L’année dernière, le cinéma hongrois nous offrait Delta du jeune cinéaste Kornél Mundruczó et L’homme de Londres de Béla Tarr, deux œuvres radicales, aux choix de mise en scène forts et assumés. L’Autriche, de son côté, nous a offert, par le biais d’Ulrich Seidl et son Import-Export, l’un des films les plus dérangeants de l’année. Mais ces deux cinématographies nous offrent régulièrement, depuis une dizaine d’années, des œuvres du même calibre, joyeusement iconoclastes et ambitieuses. Citons, côté hongrois, les excellents films de György Pálfi, Hic (de crimes en crimes), curieux thriller-puzzle baigné dans une ambiance bucolique et poétique et Taxidermie, petit bijou présenté à Cannes en 2006, dans le cadre de la sélection Un certain regard ; ceux d’Agnes Kocsis (Fresh air), de Szabolca Hajdu (White palms). Et, côté autrichien, outre les œuvres de Michael Haneke, les efforts de Jessica Haussner (Hotel), de Hans Weingartner (The Edukators) ou de Ruth Mader (Struggle)…
Deux nouveaux films viennent confirmer la vitalité de ce cinéma danubien. Deux thrillers au ton très particulier : L’investigateur du hongrois Attila Gigor et Bienvenue à Cadavre-les-bains de l’autrichien Wolfgang Murnberger.
Le premier est un vrai film noir, qui raconte les mésaventures de Tibor Malkav, un médecin-légiste taciturne et peu sociable, embarqué malgré lui dans une spirale de violence et de mort, en même temps que dans de sombres histoires de famille.
Pour financer l’admission de sa mère mourante dans un luxueux institut suédois, potentiellement capable de la sauver, Tibor accepte la curieuse proposition de « Cyclope », un borgne inquiétant qui le suit depuis quelques jours.
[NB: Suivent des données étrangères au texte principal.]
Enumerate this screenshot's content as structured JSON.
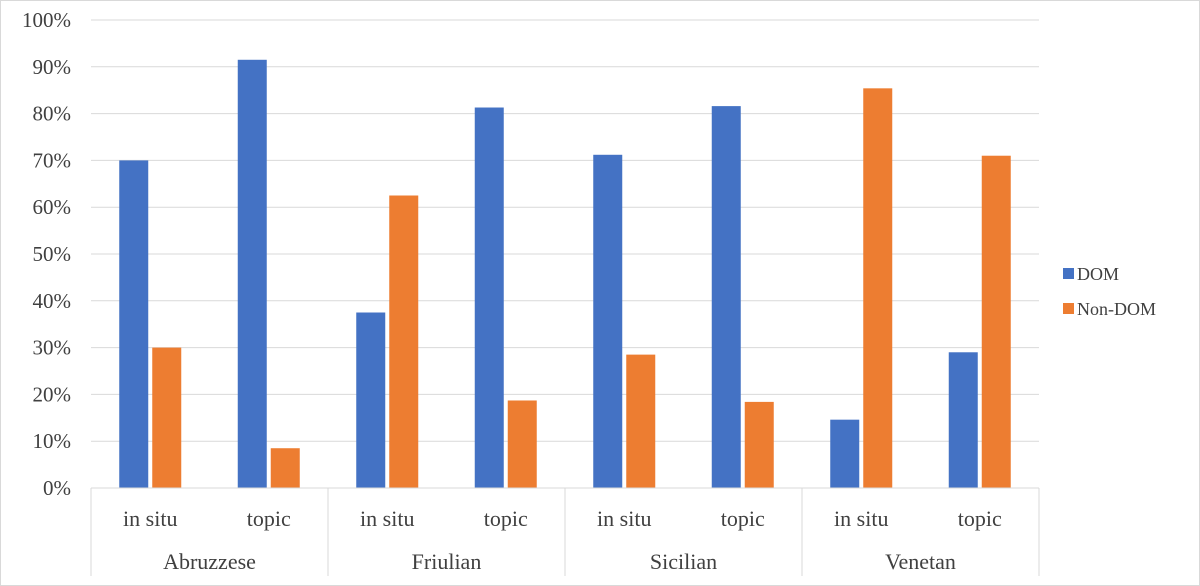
{
  "chart_data": {
    "type": "bar",
    "title": "",
    "xlabel": "",
    "ylabel": "",
    "ylim": [
      0,
      100
    ],
    "y_ticks": [
      "0%",
      "10%",
      "20%",
      "30%",
      "40%",
      "50%",
      "60%",
      "70%",
      "80%",
      "90%",
      "100%"
    ],
    "grid": true,
    "legend_position": "right",
    "groups": [
      "Abruzzese",
      "Friulian",
      "Sicilian",
      "Venetan"
    ],
    "categories": [
      "in situ",
      "topic",
      "in situ",
      "topic",
      "in situ",
      "topic",
      "in situ",
      "topic"
    ],
    "series": [
      {
        "name": "DOM",
        "color": "#4472c4",
        "values": [
          70,
          91.5,
          37.5,
          81.3,
          71.2,
          81.6,
          14.6,
          29
        ]
      },
      {
        "name": "Non-DOM",
        "color": "#ed7d31",
        "values": [
          30,
          8.5,
          62.5,
          18.7,
          28.5,
          18.4,
          85.4,
          71
        ]
      }
    ]
  }
}
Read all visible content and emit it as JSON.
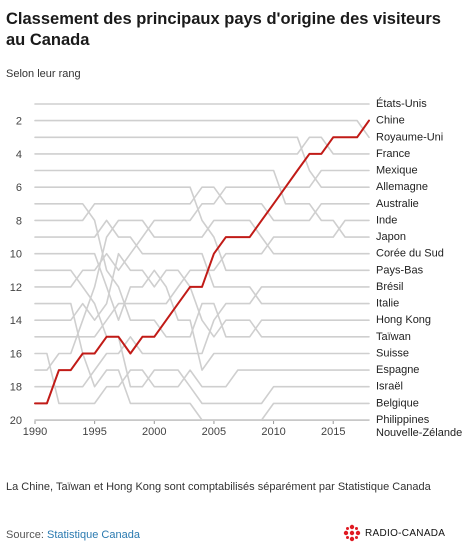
{
  "header": {
    "title": "Classement des principaux pays d'origine des visiteurs au Canada",
    "subtitle": "Selon leur rang"
  },
  "footer": {
    "note": "La Chine, Taïwan et Hong Kong sont comptabilisés séparément par Statistique Canada",
    "source_label": "Source:",
    "source_name": "Statistique Canada",
    "logo_text": "RADIO-CANADA"
  },
  "colors": {
    "highlight": "#c11b17",
    "muted": "#cfcfcf",
    "logo": "#e01a22"
  },
  "chart_data": {
    "type": "line",
    "title": "Classement des principaux pays d'origine des visiteurs au Canada",
    "subtitle": "Selon leur rang",
    "x_ticks": [
      1990,
      1995,
      2000,
      2005,
      2010,
      2015
    ],
    "xlim": [
      1990,
      2018
    ],
    "y_ticks": [
      2,
      4,
      6,
      8,
      10,
      12,
      14,
      16,
      18,
      20
    ],
    "ylim": [
      1,
      20
    ],
    "y_reversed": true,
    "grid": false,
    "years": [
      1990,
      1991,
      1992,
      1993,
      1994,
      1995,
      1996,
      1997,
      1998,
      1999,
      2000,
      2001,
      2002,
      2003,
      2004,
      2005,
      2006,
      2007,
      2008,
      2009,
      2010,
      2011,
      2012,
      2013,
      2014,
      2015,
      2016,
      2017,
      2018
    ],
    "highlight_series": "Chine",
    "series": [
      {
        "name": "États-Unis",
        "values": [
          1,
          1,
          1,
          1,
          1,
          1,
          1,
          1,
          1,
          1,
          1,
          1,
          1,
          1,
          1,
          1,
          1,
          1,
          1,
          1,
          1,
          1,
          1,
          1,
          1,
          1,
          1,
          1,
          1
        ]
      },
      {
        "name": "Chine",
        "values": [
          19,
          19,
          17,
          17,
          16,
          16,
          15,
          15,
          16,
          15,
          15,
          14,
          13,
          12,
          12,
          10,
          9,
          9,
          9,
          8,
          7,
          6,
          5,
          4,
          4,
          3,
          3,
          3,
          2
        ]
      },
      {
        "name": "Royaume-Uni",
        "values": [
          2,
          2,
          2,
          2,
          2,
          2,
          2,
          2,
          2,
          2,
          2,
          2,
          2,
          2,
          2,
          2,
          2,
          2,
          2,
          2,
          2,
          2,
          2,
          2,
          2,
          2,
          2,
          2,
          3
        ]
      },
      {
        "name": "France",
        "values": [
          4,
          4,
          4,
          4,
          4,
          4,
          4,
          4,
          4,
          4,
          4,
          4,
          4,
          4,
          4,
          4,
          4,
          4,
          4,
          4,
          4,
          4,
          4,
          3,
          3,
          4,
          4,
          4,
          4
        ]
      },
      {
        "name": "Mexique",
        "values": [
          12,
          12,
          12,
          12,
          11,
          11,
          10,
          11,
          10,
          9,
          8,
          8,
          8,
          8,
          7,
          7,
          6,
          6,
          6,
          6,
          6,
          6,
          6,
          6,
          5,
          5,
          5,
          5,
          5
        ]
      },
      {
        "name": "Allemagne",
        "values": [
          3,
          3,
          3,
          3,
          3,
          3,
          3,
          3,
          3,
          3,
          3,
          3,
          3,
          3,
          3,
          3,
          3,
          3,
          3,
          3,
          3,
          3,
          3,
          5,
          6,
          6,
          6,
          6,
          6
        ]
      },
      {
        "name": "Australie",
        "values": [
          8,
          8,
          8,
          8,
          8,
          7,
          7,
          7,
          7,
          7,
          7,
          7,
          7,
          7,
          6,
          6,
          7,
          7,
          7,
          7,
          8,
          8,
          8,
          8,
          7,
          7,
          7,
          7,
          7
        ]
      },
      {
        "name": "Inde",
        "values": [
          15,
          15,
          15,
          15,
          15,
          15,
          14,
          13,
          13,
          13,
          13,
          13,
          12,
          11,
          11,
          11,
          10,
          10,
          10,
          10,
          9,
          9,
          9,
          9,
          9,
          9,
          8,
          8,
          8
        ]
      },
      {
        "name": "Japon",
        "values": [
          5,
          5,
          5,
          5,
          5,
          5,
          5,
          5,
          5,
          5,
          5,
          5,
          5,
          5,
          5,
          5,
          5,
          5,
          5,
          5,
          5,
          7,
          7,
          7,
          8,
          8,
          9,
          9,
          9
        ]
      },
      {
        "name": "Corée du Sud",
        "values": [
          17,
          17,
          16,
          16,
          14,
          12,
          9,
          8,
          8,
          8,
          9,
          9,
          9,
          9,
          9,
          8,
          8,
          8,
          8,
          9,
          10,
          10,
          10,
          10,
          10,
          10,
          10,
          10,
          10
        ]
      },
      {
        "name": "Pays-Bas",
        "values": [
          6,
          6,
          6,
          6,
          6,
          6,
          6,
          6,
          6,
          6,
          6,
          6,
          6,
          6,
          8,
          9,
          11,
          11,
          11,
          11,
          11,
          11,
          11,
          11,
          11,
          11,
          11,
          11,
          11
        ]
      },
      {
        "name": "Brésil",
        "values": [
          18,
          18,
          18,
          18,
          18,
          17,
          16,
          16,
          15,
          16,
          16,
          16,
          16,
          16,
          16,
          14,
          13,
          13,
          13,
          12,
          12,
          12,
          12,
          12,
          12,
          12,
          12,
          12,
          12
        ]
      },
      {
        "name": "Italie",
        "values": [
          9,
          9,
          9,
          9,
          9,
          9,
          8,
          9,
          9,
          10,
          10,
          10,
          10,
          10,
          10,
          12,
          12,
          12,
          12,
          13,
          13,
          13,
          13,
          13,
          13,
          13,
          13,
          13,
          13
        ]
      },
      {
        "name": "Hong Kong",
        "values": [
          7,
          7,
          7,
          7,
          7,
          8,
          11,
          12,
          14,
          14,
          14,
          15,
          15,
          15,
          13,
          13,
          15,
          15,
          15,
          14,
          14,
          14,
          14,
          14,
          14,
          14,
          14,
          14,
          14
        ]
      },
      {
        "name": "Taïwan",
        "values": [
          14,
          14,
          14,
          14,
          13,
          14,
          13,
          10,
          11,
          11,
          12,
          11,
          11,
          12,
          14,
          15,
          14,
          14,
          14,
          15,
          15,
          15,
          15,
          15,
          15,
          15,
          15,
          15,
          15
        ]
      },
      {
        "name": "Suisse",
        "values": [
          10,
          10,
          10,
          10,
          10,
          10,
          12,
          14,
          12,
          12,
          11,
          12,
          14,
          14,
          17,
          16,
          16,
          16,
          16,
          16,
          16,
          16,
          16,
          16,
          16,
          16,
          16,
          16,
          16
        ]
      },
      {
        "name": "Espagne",
        "values": [
          16,
          16,
          19,
          19,
          19,
          19,
          18,
          18,
          17,
          17,
          18,
          18,
          18,
          17,
          18,
          18,
          18,
          17,
          17,
          17,
          17,
          17,
          17,
          17,
          17,
          17,
          17,
          17,
          17
        ]
      },
      {
        "name": "Israël",
        "values": [
          11,
          11,
          11,
          11,
          12,
          13,
          15,
          15,
          18,
          18,
          17,
          17,
          17,
          18,
          19,
          19,
          19,
          19,
          19,
          19,
          18,
          18,
          18,
          18,
          18,
          18,
          18,
          18,
          18
        ]
      },
      {
        "name": "Belgique",
        "values": [
          13,
          13,
          13,
          13,
          16,
          18,
          17,
          17,
          19,
          19,
          19,
          19,
          19,
          19,
          20,
          20,
          20,
          20,
          20,
          20,
          19,
          19,
          19,
          19,
          19,
          19,
          19,
          19,
          19
        ]
      },
      {
        "name": "Philippines",
        "values": [
          20,
          20,
          20,
          20,
          20,
          20,
          20,
          20,
          20,
          20,
          20,
          20,
          20,
          20,
          20,
          20,
          20,
          20,
          20,
          20,
          20,
          20,
          20,
          20,
          20,
          20,
          20,
          20,
          20
        ]
      },
      {
        "name": "Nouvelle-Zélande",
        "values": [
          20,
          20,
          20,
          20,
          20,
          20,
          20,
          20,
          20,
          20,
          20,
          20,
          20,
          20,
          20,
          20,
          20,
          20,
          20,
          20,
          20,
          20,
          20,
          20,
          20,
          20,
          20,
          20,
          20
        ]
      }
    ]
  }
}
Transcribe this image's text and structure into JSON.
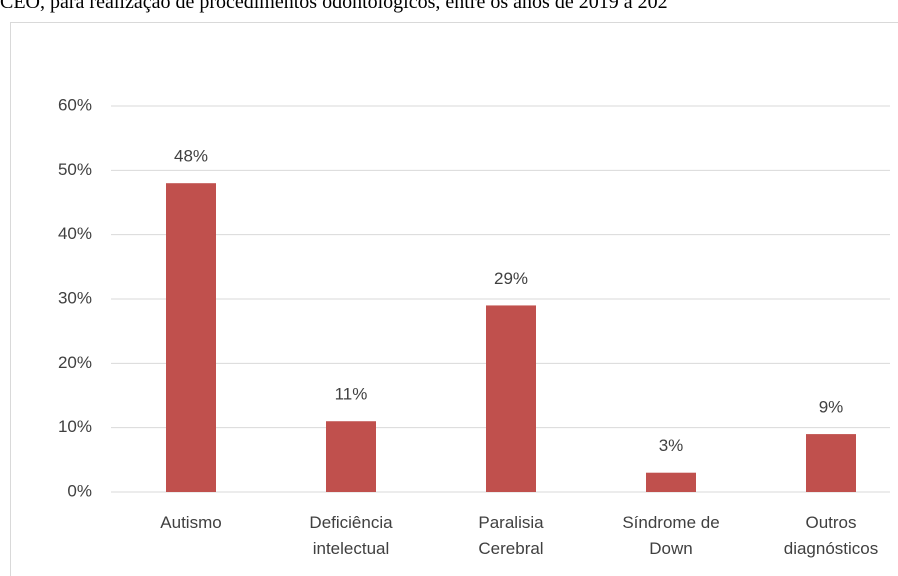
{
  "chart_data": {
    "type": "bar",
    "title": "CEO, para realização de procedimentos odontológicos, entre os anos de 2019 a 202",
    "categories": [
      "Autismo",
      "Deficiência intelectual",
      "Paralisia Cerebral",
      "Síndrome de Down",
      "Outros diagnósticos"
    ],
    "values": [
      48,
      11,
      29,
      3,
      9
    ],
    "value_labels": [
      "48%",
      "11%",
      "29%",
      "3%",
      "9%"
    ],
    "color": "#c0504d",
    "ylim": [
      0,
      60
    ],
    "yticks": [
      {
        "value": 0,
        "label": "0%"
      },
      {
        "value": 10,
        "label": "10%"
      },
      {
        "value": 20,
        "label": "20%"
      },
      {
        "value": 30,
        "label": "30%"
      },
      {
        "value": 40,
        "label": "40%"
      },
      {
        "value": 50,
        "label": "50%"
      },
      {
        "value": 60,
        "label": "60%"
      }
    ],
    "grid": true
  }
}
Contre une forte somme d’argent, il doit assassiner un homme. Tibor, qui n’éprouve aucune affection vis-à-vis de ses semblables et qui recoud chaque jour les dépouilles d’anonymes victimes d’accidents idiots, n’a aucun scrupule à accomplir cette mission moralement répréhensible. Un mort de plus ou de moins, quelle importance, si cela peut sauver sa vieille mère, la seule personne qui compte vraiment pour lui ? Par ailleurs, il s’agit d’un crime à priori sans risque, puisque rien ne le relie à sa victime. Mais quand, une fois le forfait accompli, Tibor reçoit un courrier de la part de l’homme qu’il a assassiné, daté de la veille du meurtre, il commence à se poser des questions sur ce drôle de mic-mac et décide de mener sa propre enquête sur le mobile réel de cet assassinat…
Tel est le point de départ de cette intrigue riche en rebondissements, qui permet à l’auteur d’une part de détourner les codes du film noir et, d’autre part, de remixer ses influences cinématographiques, pour un résultat surprenant. Car si l’intrigue et la tonalité générale du film, glaciale et assez cynique, évoquent L’ami américain de Wim Wenders, la mise en scène oscille entre morceaux de bravoure très hitchcockiens et scènes surréalistes audacieuses, dans la lignée des films de David Lynch ou des œuvres de jeunesse de Roman Polanski, avec en point d’orgue une scène onirique parodiant les grandes confrontations finales des romans d’Agatha Christie, où le « héros » convoque tous les personnages de l’histoire – vivants ou morts – pour l’aider à résoudre l’énigme.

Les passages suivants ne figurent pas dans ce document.